ABOVE: CDC

Until this week, healthcare providers in the US who suspected a patient might have the new coronavirus 2019-nCoV needed to send samples to the Centers for Disease Control and Prevention for testing. But on Tuesday (February 4), the US Food and Drug Administration (FDA) issued an emergency use declaration that allows the newly developed test to be distributed as a kit to any CDC-qualified laboratory.

“This continues to be an evolving situation and the ability to distribute this diagnostic test to qualified labs is a critical step forward in protecting the public health,” says FDA Commissioner Stephen Hahn in the agency’s announcement.

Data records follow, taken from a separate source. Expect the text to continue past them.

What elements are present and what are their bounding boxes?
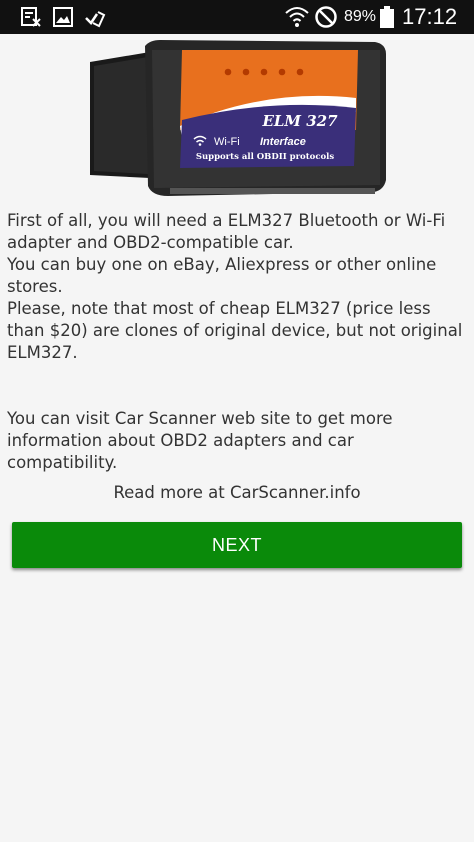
adapter-label-wifi: Wi-Fi bbox=[214, 136, 240, 148]
notification-doc-icon bbox=[21, 7, 41, 27]
clock: 17:12 bbox=[402, 4, 458, 29]
checkmark-clipboard-icon bbox=[85, 11, 106, 28]
wifi-icon bbox=[285, 7, 309, 27]
next-button[interactable]: NEXT bbox=[12, 522, 462, 568]
elm327-adapter-image: ELM 327 Wi-Fi Interface Supports all OBD… bbox=[90, 40, 386, 196]
paragraph-clone-warning: Please, note that most of cheap ELM327 (… bbox=[7, 299, 463, 362]
intro-text: First of all, you will need a ELM327 Blu… bbox=[7, 210, 469, 474]
battery-percentage: 89% bbox=[344, 8, 377, 25]
adapter-label-interface: Interface bbox=[260, 136, 306, 148]
battery-icon bbox=[380, 6, 394, 28]
paragraph-where-to-buy: You can buy one on eBay, Aliexpress or o… bbox=[7, 255, 437, 296]
paragraph-adapter-needed: First of all, you will need a ELM327 Blu… bbox=[7, 211, 446, 252]
adapter-label-main: ELM 327 bbox=[261, 112, 338, 130]
status-bar: 89% 17:12 bbox=[0, 0, 474, 34]
paragraph-website-info: You can visit Car Scanner web site to ge… bbox=[7, 409, 393, 472]
read-more-link[interactable]: Read more at CarScanner.info bbox=[0, 482, 474, 504]
adapter-label-protocols: Supports all OBDII protocols bbox=[196, 152, 335, 162]
do-not-disturb-icon bbox=[315, 6, 337, 28]
image-icon bbox=[53, 7, 73, 27]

As of today, 2019-nCoV has killed 565 people and sickened more than 28,000. Since an epidemic of the virus began in Wuhan, China, in December, researchers in China and elsewhere have raced to sequence and analyze its genome, devise tests for it, and develop vaccines...

Wired notes that the test for 2019-nCoV was approved for emergency use much more quickly than assays for other epidemic illnesses of the past decade, such as an Ebola test in 2014, which was rolled out about seven months after an outbreak in western Africa began. “Outbreaks have become the new norm,” Catharina Boehme, chief executive of the Geneva-based nonprofit Foundation for Innovative New Diagnostics, tells the magazine. She adds that as a result, health organizations and governments have laid the groundwork for sharing viral samples early on in outbreaks: “There’s been a real cultural shift in how we deal with outbreaks toward more transparency and sharing.”

Meanwhile, despite the quick construction of new hospitals in Wuhan for people with the virus, the city still lacks the beds needed to care for all of those infected, Caixin reports. According to The New York Timesofficials in the city have nevertheless been ordered to round up infected people and quarantine or hospitalize them.